Here’s a central, critical point about PTSD that APSATS missed, through ignorance or overzealousness - the experiences which create PTSD are traumatic experiences in which there was an actual risk to life and physical integrity. Traumatic experiences occur when you think your life or those around might end suddenly or violently, or when your physical safety and bodily control may be taken away from you, as in rape. Finding out that your partner has been cheating on you? Been watching pornography behind your back? Lied, deceived and betrayed your trust? These things are likely to be emotionally devastating, but I suspect no one in history has died from finding out their trust was betrayed.

Labeling as trauma the experiences of these partners of alleged sex addicts is clinically and diagnostically ludicrous.

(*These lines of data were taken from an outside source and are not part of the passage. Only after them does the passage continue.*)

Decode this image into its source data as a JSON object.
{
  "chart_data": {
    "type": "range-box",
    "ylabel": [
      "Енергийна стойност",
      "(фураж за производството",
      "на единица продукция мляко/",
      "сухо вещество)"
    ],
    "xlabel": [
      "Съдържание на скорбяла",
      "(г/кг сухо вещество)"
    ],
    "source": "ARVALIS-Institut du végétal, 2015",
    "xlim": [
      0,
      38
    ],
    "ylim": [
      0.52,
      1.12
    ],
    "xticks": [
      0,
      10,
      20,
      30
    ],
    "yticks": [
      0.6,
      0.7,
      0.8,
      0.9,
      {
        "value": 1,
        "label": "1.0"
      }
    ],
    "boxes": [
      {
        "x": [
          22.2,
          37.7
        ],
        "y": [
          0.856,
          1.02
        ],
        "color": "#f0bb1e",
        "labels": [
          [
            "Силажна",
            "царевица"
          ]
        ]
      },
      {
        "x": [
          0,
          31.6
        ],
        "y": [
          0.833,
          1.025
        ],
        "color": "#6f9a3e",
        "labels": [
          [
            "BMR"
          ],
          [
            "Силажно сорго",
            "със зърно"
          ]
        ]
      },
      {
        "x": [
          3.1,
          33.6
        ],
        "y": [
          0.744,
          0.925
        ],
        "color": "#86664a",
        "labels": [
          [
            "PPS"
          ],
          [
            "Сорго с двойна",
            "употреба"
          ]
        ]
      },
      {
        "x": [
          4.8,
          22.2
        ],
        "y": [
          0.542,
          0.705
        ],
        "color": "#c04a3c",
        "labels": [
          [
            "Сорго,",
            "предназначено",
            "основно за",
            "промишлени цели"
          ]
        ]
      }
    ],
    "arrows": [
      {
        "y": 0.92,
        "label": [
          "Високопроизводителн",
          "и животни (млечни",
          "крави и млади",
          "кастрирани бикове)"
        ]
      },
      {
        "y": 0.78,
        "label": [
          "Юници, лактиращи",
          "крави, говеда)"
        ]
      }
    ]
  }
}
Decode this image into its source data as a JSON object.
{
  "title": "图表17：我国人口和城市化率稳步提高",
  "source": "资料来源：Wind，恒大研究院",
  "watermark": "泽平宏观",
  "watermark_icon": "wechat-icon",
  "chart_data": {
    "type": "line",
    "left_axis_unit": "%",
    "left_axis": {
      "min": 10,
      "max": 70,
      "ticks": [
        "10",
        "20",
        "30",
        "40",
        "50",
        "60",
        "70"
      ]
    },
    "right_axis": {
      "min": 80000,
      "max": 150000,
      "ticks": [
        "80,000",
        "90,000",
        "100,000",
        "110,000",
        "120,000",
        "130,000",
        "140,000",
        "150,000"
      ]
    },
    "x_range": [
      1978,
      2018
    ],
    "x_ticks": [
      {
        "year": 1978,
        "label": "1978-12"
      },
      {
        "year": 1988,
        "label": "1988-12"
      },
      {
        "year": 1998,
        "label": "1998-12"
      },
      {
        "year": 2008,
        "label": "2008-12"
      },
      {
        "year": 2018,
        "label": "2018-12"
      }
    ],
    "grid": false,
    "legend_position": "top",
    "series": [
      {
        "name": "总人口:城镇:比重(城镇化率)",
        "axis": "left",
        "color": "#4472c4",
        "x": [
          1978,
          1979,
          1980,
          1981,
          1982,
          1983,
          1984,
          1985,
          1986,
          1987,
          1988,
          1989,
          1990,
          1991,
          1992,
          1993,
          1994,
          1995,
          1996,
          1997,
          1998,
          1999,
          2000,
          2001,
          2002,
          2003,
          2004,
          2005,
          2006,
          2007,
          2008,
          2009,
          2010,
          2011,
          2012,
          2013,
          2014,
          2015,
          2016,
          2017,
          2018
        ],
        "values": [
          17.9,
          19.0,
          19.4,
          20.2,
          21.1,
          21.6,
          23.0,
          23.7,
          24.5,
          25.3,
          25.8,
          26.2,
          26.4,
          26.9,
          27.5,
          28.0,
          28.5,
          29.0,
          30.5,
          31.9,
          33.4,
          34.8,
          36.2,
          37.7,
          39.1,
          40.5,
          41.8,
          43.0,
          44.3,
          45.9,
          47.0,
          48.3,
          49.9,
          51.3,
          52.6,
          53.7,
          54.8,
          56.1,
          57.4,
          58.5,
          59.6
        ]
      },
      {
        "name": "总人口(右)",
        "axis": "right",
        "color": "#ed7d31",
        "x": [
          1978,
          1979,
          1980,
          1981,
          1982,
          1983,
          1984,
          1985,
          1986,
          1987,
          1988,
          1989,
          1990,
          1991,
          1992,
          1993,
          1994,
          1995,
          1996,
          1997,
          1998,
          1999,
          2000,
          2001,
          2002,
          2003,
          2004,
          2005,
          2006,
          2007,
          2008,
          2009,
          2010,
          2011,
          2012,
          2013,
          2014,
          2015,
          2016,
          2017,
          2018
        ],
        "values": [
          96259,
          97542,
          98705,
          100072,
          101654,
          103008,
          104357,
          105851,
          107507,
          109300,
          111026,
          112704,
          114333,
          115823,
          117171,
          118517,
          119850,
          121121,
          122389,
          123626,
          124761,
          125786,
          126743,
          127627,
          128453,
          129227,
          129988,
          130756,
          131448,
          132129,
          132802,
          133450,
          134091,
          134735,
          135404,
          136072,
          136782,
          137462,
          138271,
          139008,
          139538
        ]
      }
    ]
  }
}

Worse, it’s offensive and diminishing to the experiences of people who have experienced true trauma, watched people die or had their bodies forcibly violated. Finding out that your partner has cheated on you is NOT the same as fighting a terrible war, losing friends to death, or being raped. Watering down the label of trauma, treating it so casually, stands the real risk of getting in the way of providing treatment to the soldiers and victims who truly need it.

PTSD is important - but is infidelity the same as real trauma?

Worse yet – this label almost certainly makes the problems even worse. Substantial research shows that when clinicians use the word trauma, and tell patients that they “must have been traumatized by that experience,” the patients believe the clinician. Patients perceive themselves then as damaged, wounded, and disordered. And the patients then began to behave that way. By treating these spouses as “traumatized,” APSATS is sadly guaranteeing that the problems these people are experiencing are going to persist, and probably worsen.

Diagnostic labels such as trauma and PTSD are important, and clarity and thoughtfulness in their use is critical for good medicine. Pop psychology concepts like “sex addiction induced trauma” have no place in a real discussion of psychological treatment. This latest offshoot of the sex addiction treatment industry simply extends the bad diagnostic approach of sex addiction, to now incorrectly and unethically diagnosing their partners as well. What’s next? Will they try to have “my partner cheated on me” added to the DSM criteria for PTSD?